「何だ、あいつは?」
真崎は顔をぐいっと前に突き出した。液晶スクリーンには先行隊員の帽子に仕組まれたカメラ映像が映っている。彼らの監視するモデルハウスの勝手口が大写しになっていた。
つい今しがた、開けられた扉から顔を出した者がいた。身長のある若い男のようだった。それに対して隊員は命令どおり発砲した。銃弾は逸(そ)れ、男は中に引っ込んだ。 真崎は映像のリピートを指示した。画面上に別のウィンドウが開く。
「なるほど、奴が逃亡の手助けをした男か」
昨夕、近鉄電車の前に飛び出した人影がいたとの報告があった。人影は長身の男が抱えるようにして連れ去ったという。
「モデルハウスに潜んでいたとは、考えたものだ」
リピート映像には画像処理が施されていたが、暗過ぎて人相を見分けることはできなかった。
(誰でもいい。まとめて始末するだけだ)
「隊長代理、光嶋の携帯の反応が消えました」地図データの画面を睨んでいた部下が声を上げた。「また携帯の電源を切ったようです」
真崎は顎に手をやった。
(我々が特殊な衛星を用いて、GPS機能のない携帯でも追跡できることを知っているのか? 電源が切られていれば追跡不可能なのだが……まさかな。知っていればおおかた充電器を持ち合わせてないので節電しているのだろう)
「気にするな」真崎は部下に言った。「時間がかかったが、これで光嶋萠黄は袋のネズミだ。片付き次第、次のリアル候補を追うぞ」
「──なんで俺が撃たれなきゃならないんだ? 奴ら、正気じゃない」
床に倒れ込んだ揣摩はハアハアと息を弾ませながら、自分を撃った敵を激しく非難した。萠黄とむんと伊里江が彼を取り囲んでいる。
「……どうやら敵は、この家に隠れている者すべてを標的と考えているようですね」
伊里江が勝手口の銃弾の痕を見ながら言った。扉はドアクローサーによって元通りに閉じられていた。
「どうしよう。逃げられへんよ」と萠黄はむんを見た。
「これじゃ柳瀬さんの車が来ても……」とむん。
「柳瀬!」大の字の揣摩が吠える。「くっそー、せめて柳瀬が警察を引っ張ってきてくれりゃあなぁ」
「警察? でも警察だって敵に通じてるかもしれないでしょ」とむん。
「そうとも限らへんよ」萠黄が反論する。「昨日、応対してくれた警部さんは優しい人やったし」
「……末端までは染まってないかもしれませんね」と伊里江。
「電話してみよか」むんが立ち上がる。
「その前に敵が突入して来たら?」萠黄が危ぶむ。
「下手すりゃ、爆弾一発で俺たちはお陀仏かもしれないぞ」
「そんな──」
「……爆弾」
伊里江が考え込む姿勢を取った。
「どうかした?」
むんが伊里江の顔をうかがう。
「……あの、私に考えがあります。

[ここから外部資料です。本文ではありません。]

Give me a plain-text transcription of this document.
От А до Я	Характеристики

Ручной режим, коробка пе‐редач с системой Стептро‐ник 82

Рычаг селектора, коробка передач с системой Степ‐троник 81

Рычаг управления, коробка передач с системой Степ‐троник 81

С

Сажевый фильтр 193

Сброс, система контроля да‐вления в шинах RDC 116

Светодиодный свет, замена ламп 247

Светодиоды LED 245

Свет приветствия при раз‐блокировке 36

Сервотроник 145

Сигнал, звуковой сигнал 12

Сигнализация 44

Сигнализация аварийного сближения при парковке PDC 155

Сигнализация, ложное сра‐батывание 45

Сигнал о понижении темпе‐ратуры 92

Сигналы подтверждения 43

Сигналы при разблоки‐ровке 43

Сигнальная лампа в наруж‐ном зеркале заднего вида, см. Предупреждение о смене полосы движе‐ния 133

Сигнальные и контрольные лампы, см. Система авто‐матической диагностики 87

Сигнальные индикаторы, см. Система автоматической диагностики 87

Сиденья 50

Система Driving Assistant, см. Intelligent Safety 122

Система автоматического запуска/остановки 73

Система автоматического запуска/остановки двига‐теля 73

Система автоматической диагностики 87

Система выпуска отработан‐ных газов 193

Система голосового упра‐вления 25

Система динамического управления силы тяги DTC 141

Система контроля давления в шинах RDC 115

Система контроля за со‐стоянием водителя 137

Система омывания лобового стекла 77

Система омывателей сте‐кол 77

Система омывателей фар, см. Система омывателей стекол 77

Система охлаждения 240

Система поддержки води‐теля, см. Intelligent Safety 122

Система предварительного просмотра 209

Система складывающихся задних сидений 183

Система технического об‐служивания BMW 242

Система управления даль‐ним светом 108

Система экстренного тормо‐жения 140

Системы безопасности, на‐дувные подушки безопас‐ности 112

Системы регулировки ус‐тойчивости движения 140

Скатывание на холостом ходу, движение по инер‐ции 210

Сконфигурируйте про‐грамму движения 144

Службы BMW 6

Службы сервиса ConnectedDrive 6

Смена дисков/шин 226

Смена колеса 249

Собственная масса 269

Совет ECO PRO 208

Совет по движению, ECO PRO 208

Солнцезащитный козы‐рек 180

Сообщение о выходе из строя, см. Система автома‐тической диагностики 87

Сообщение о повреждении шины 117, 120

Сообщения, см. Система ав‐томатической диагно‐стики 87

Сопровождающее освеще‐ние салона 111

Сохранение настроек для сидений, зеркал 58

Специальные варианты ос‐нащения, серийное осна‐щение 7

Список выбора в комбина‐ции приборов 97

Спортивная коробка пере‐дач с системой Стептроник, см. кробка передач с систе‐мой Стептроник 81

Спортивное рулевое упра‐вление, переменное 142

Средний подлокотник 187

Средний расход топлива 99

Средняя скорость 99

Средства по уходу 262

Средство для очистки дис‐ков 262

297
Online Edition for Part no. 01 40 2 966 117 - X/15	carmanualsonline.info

いささか常軌を逸した提案ではありますが」
《後続隊が到着しました。指示を待ちます》
スクリーンには隊員たちのカメラ映像が並んでいた。真崎はすべてに目を走らせる。勝手口の他に、玄関、庭先など、猫一匹這い出る隙間のない鉄壁の包囲網。さらに屋根伝いに隣家に逃げ込むことも想定して、北側の民家の屋根にはスナイパーを配置した。
あるカメラは道路越しにモデルハウスを見つめていた。人通りはない。通勤の時間帯にはまだ間がある。早朝で良かったと真崎は思った。
「この車はどれぐらいで到着する?」
真崎はインターフォンで運転席に訊ねた。
《あと十分ほどです》
「よしっ」真崎は包囲する隊員たちに通じるマイクを手に持った。
チチチチチ。
電線に止まった小鳥が高らかに啼(な)いている。静まり返った住宅地のなかで、その声はひときわ鋭く、辺りに響き渡った。
ひとりの隊員が電柱の陰に身を隠していた。服装は怪しまれないよう、わざと平服を装っている。
「了解」
真崎の命令を聞いた彼は一歩前に出た。
右足がアスファルトの路面に着くか着かないかという瞬間だった。見つめていた窓ガラスが突如砕け散り、激しい轟音と共に、真っ赤な炎と灰色の煙が彼に向かって押し寄せて来た。